Method 1: See if HDD is showing up inside your BIOS
A lot of users have managed to get the issue resolved after discovering that they were, in fact, dealing with a hardware issue. If the SATA cable connecting your new HDD to your motherboard is partially broken, it might not pass your os requirements, so Windows will not show it inside the Disk Management Utility.
The same goes for a partially broken SATA port. A quick test to see if this scenario might hold true in your case is to access your BIOS settings and see if the new HDD is showing inside your BIOS settings.
Method 2: Deleting all ATA channel drivers with Device Manager
A couple of users encountering this particular issue have managed to fix it entirely after using Device Manager to delete all ATA channels from the IDE ATA/ATAPI controllers menu. This supposedly forces the Windows to search for all connected ATA devices again and re-configure them from scratch at the next system startup.
Method 3: Deleting the storage space that is using the HDD
As per various user reports, this particular issue can also occur if you used the HDD to create a common storage space. Some affected users have managed to resolve the issue after they deleted any storage space that was using the HDD from the Storage Spaces utility.
Storage Spaces are virtual drives that will appear inside your File Explorer as normal local drives. This feature works with ATA, SATA, SAS and USB drives and was introduced with Windows 7. It essentially allows you to group different types of drives.
Importing the foreign disk from Disk Management
The disk might not appear as a viewable partition inside My Computer or Disk Management because it is seen as a foreign dynamic disk by the system. Some users encountering the same issue have been able to easily rectify this by importing the foreign disk.
Format The Drive
Even if the drive appears to be partitioned, you are unable to access it. It’s likely using a different file system. * Disk Management is a program that lets you manage your hard drive.
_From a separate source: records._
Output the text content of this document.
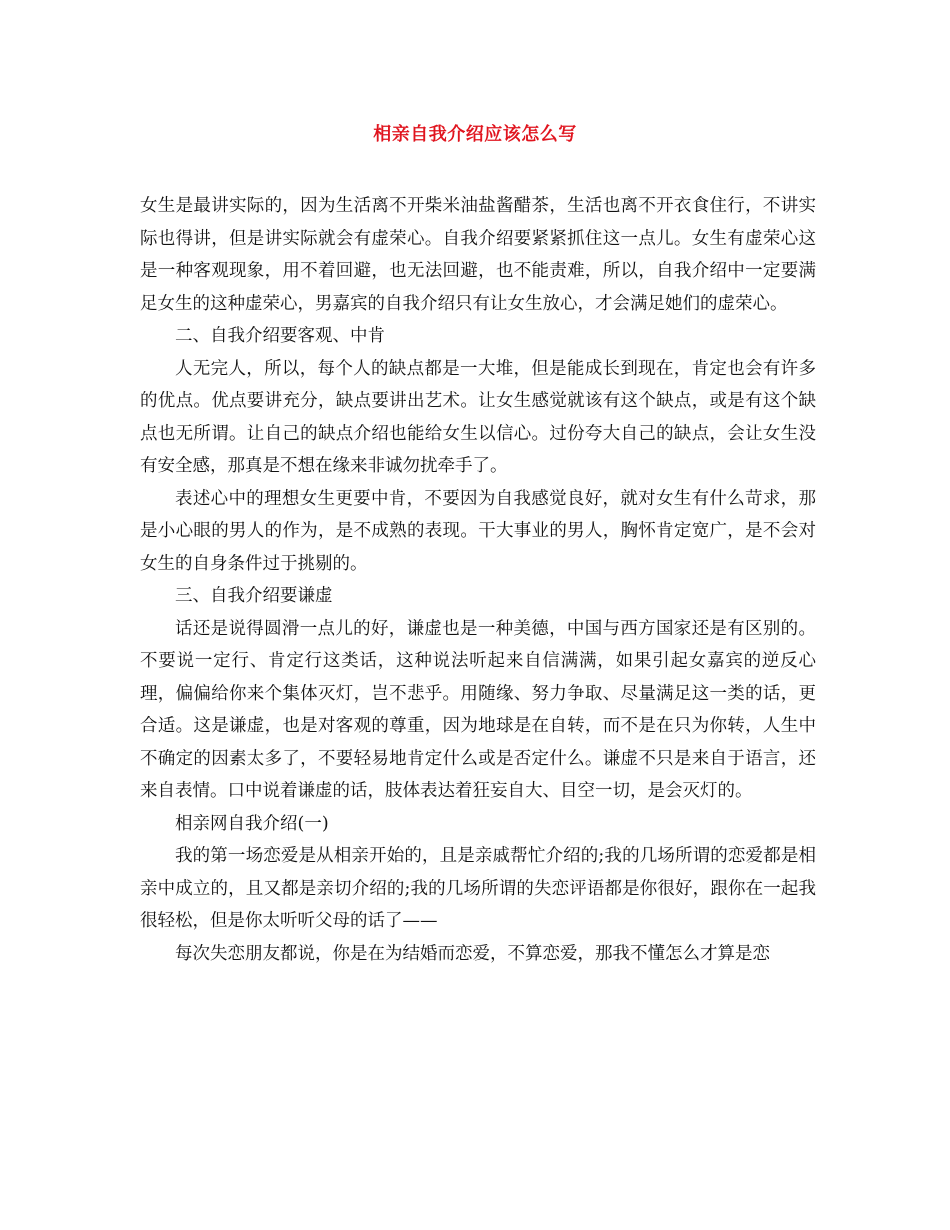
相亲自我介绍应该怎么写

女生是最讲实际的，因为生活离不开柴米油盐酱醋茶，生活也离不开衣食住行，不讲实际也得讲，但是讲实际就会有虚荣心。自我介绍要紧紧抓住这一点儿。女生有虚荣心这是一种客观现象，用不着回避，也无法回避，也不能责难，所以，自我介绍中一定要满足女生的这种虚荣心，男嘉宾的自我介绍只有让女生放心，才会满足她们的虚荣心。

二、自我介绍要客观、中肯

人无完人，所以，每个人的缺点都是一大堆，但是能成长到现在，肯定也会有许多的优点。优点要讲充分，缺点要讲出艺术。让女生感觉就该有这个缺点，或是有这个缺点也无所谓。让自己的缺点介绍也能给女生以信心。过份夸大自己的缺点，会让女生没有安全感，那真是不想在缘来非诚勿扰牵手了。

表述心中的理想女生更要中肯，不要因为自我感觉良好，就对女生有什么苛求，那是小心眼的男人的作为，是不成熟的表现。干大事业的男人，胸怀肯定宽广，是不会对女生的自身条件过于挑剔的。

三、自我介绍要谦虚

话还是说得圆滑一点儿的好，谦虚也是一种美德，中国与西方国家还是有区别的。不要说一定行、肯定行这类话，这种说法听起来自信满满，如果引起女嘉宾的逆反心理，偏偏给你来个集体灭灯，岂不悲乎。用随缘、努力争取、尽量满足这一类的话，更合适。这是谦虚，也是对客观的尊重，因为地球是在自转，而不是在只为你转，人生中不确定的因素太多了，不要轻易地肯定什么或是否定什么。谦虚不只是来自于语言，还来自表情。口中说着谦虚的话，肢体表达着狂妄自大、目空一切，是会灭灯的。

相亲网自我介绍(一)

我的第一场恋爱是从相亲开始的，且是亲戚帮忙介绍的;我的几场所谓的恋爱都是相亲中成立的，且又都是亲切介绍的;我的几场所谓的失恋评语都是你很好，跟你在一起我很轻松，但是你太听听父母的话了——

每次失恋朋友都说，你是在为结婚而恋爱，不算恋爱，那我不懂怎么才算是恋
- Select the drive, then right-click and choose “Format” from the menu.
- Choose FAT32 as your formatting option.
- You can choose your drive label, and you can uncheck the “Perform a fast format” option if you like.
- All data on your hard drive will be erased if you reformat it.
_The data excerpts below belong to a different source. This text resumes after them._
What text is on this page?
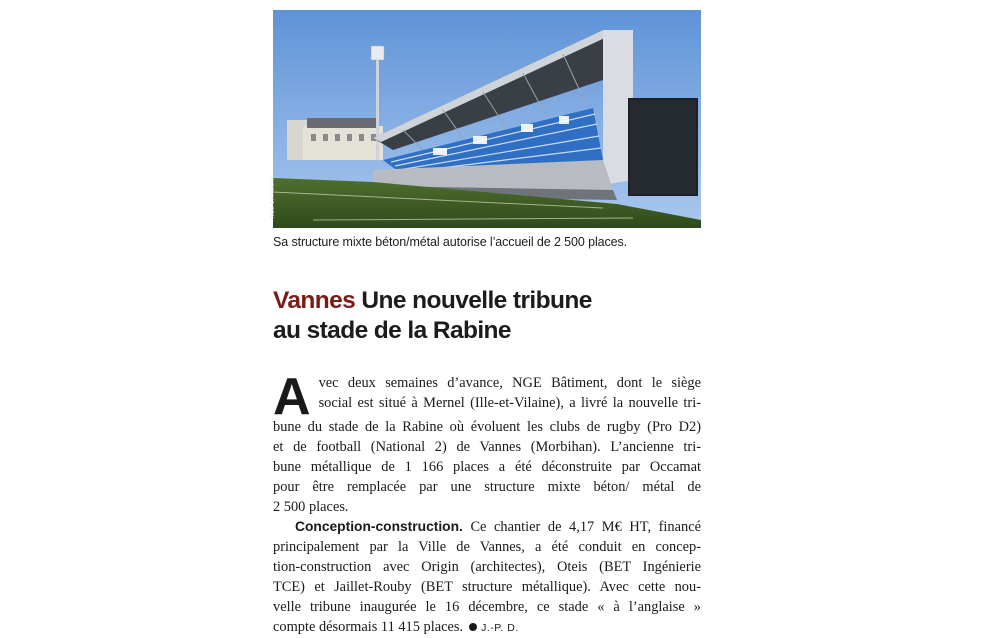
NGE BATIMENT
Sa structure mixte béton/métal autorise l’accueil de 2 500 places.
Vannes Une nouvelle tribune
au stade de la Rabine
A vec deux semaines d’avance, NGE Bâtiment, dont le siège
social est situé à Mernel (Ille-et-Vilaine), a livré la nouvelle tri-
bune du stade de la Rabine où évoluent les clubs de rugby (Pro D2)
et de football (National 2) de Vannes (Morbihan). L’ancienne tri-
bune métallique de 1 166 places a été déconstruite par Occamat
pour être remplacée par une structure mixte béton/ métal de
2 500 places.
Conception-construction. Ce chantier de 4,17 M€ HT, financé
principalement par la Ville de Vannes, a été conduit en concep-
tion-construction avec Origin (architectes), Oteis (BET Ingénierie
TCE) et Jaillet-Rouby (BET structure métallique). Avec cette nou-
velle tribune inaugurée le 16 décembre, ce stade « à l’anglaise »
compte désormais 11 415 places. J.-P. D.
Case 3: When drive is not accessible.
Sometimes hard drives, external storage, and USB flash drives can be affected by viruses or power failures, rendering them inaccessible by Windows. If the disk has become corrupted in any way, reformatting the partition can be a quick fix. However, all data on that partition will be erased during the reformatting, which is a problem if you want to recover the data.
As the “Drive is not Accessible” error doesn’t allow you to open any files on the disk, you are not able to back up the data stored there. So, you’ll want to hold off reformatting the partition until your files are safe.
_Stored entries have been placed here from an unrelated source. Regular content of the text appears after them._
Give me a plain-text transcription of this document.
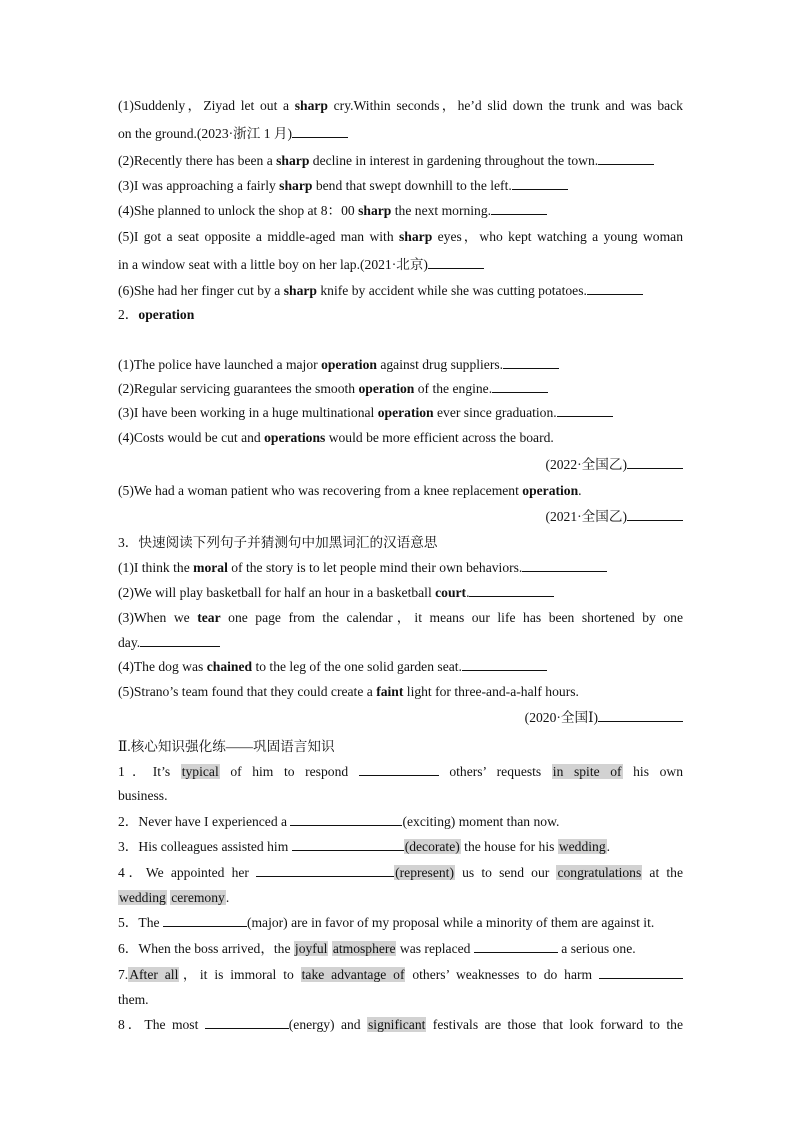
(1)Suddenly，Ziyad let out a sharp cry.Within seconds，he’d slid down the trunk and was back
on the ground.(2023·浙江 1 月)
(2)Recently there has been a sharp decline in interest in gardening throughout the town.
(3)I was approaching a fairly sharp bend that swept downhill to the left.
(4)She planned to unlock the shop at 8：00 sharp the next morning.
(5)I got a seat opposite a middle-aged man with sharp eyes，who kept watching a young woman
in a window seat with a little boy on her lap.(2021·北京)
(6)She had her finger cut by a sharp knife by accident while she was cutting potatoes.
2．operation
(1)The police have launched a major operation against drug suppliers.
(2)Regular servicing guarantees the smooth operation of the engine.
(3)I have been working in a huge multinational operation ever since graduation.
(4)Costs would be cut and operations would be more efficient across the board.
(2022·全国乙)
(5)We had a woman patient who was recovering from a knee replacement operation.
(2021·全国乙)
3．快速阅读下列句子并猜测句中加黑词汇的汉语意思
(1)I think the moral of the story is to let people mind their own behaviors.
(2)We will play basketball for half an hour in a basketball court.
(3)When we tear one page from the calendar，it means our life has been shortened by one
day.
(4)The dog was chained to the leg of the one solid garden seat.
(5)Strano’s team found that they could create a faint light for three-and-a-half hours.
(2020·全国Ⅰ)
Ⅱ.核心知识强化练——巩固语言知识
1．It’s typical of him to respond	others’ requests in spite of his own
business.
2．Never have I experienced a	(exciting) moment than now.
3．His colleagues assisted him	(decorate) the house for his wedding.
4．We appointed her	(represent) us to send our congratulations at the
wedding ceremony.
5．The	(major) are in favor of my proposal while a minority of them are against it.
6．When the boss arrived，the joyful atmosphere was replaced	a serious one.
7.After all，it is immoral to take advantage of others’ weaknesses to do harm
them.
8．The most	(energy) and significant festivals are those that look forward to the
Should you have already reformatted your drive and lost the data, you still may be able to get the files back. When you delete something on a PC, the files aren’t actually destroyed, but the space they occupy on the disk is made available to the system so it can write over them. it’s very important then that you don’t use your PC at all, as writing anything to the disk could overwrite your files. Instead, download some data recovery software and use it to recover formatted partition data.
Usually, when your external hard drive shows the “Drive is not accessible. Access is denied” error message, it is because you don’t have the right privilege settings in Windows. So, to fix the issue, you have to take ownership of the drive.
Here’s how to do it:
Right-click on the inaccessible hard drive, select Properties. Go to the Security tab, hitAdvanced, then click the Edit button. On the Owner tab, modify the ownership of the specified account.
It’s also possible to add a new user so that anyone with access to the PC will be able to read the drive. This “Everyone” setting is definitely convenient, but it does increase the risk of exposing your computer to anyone who knows the password to your PC.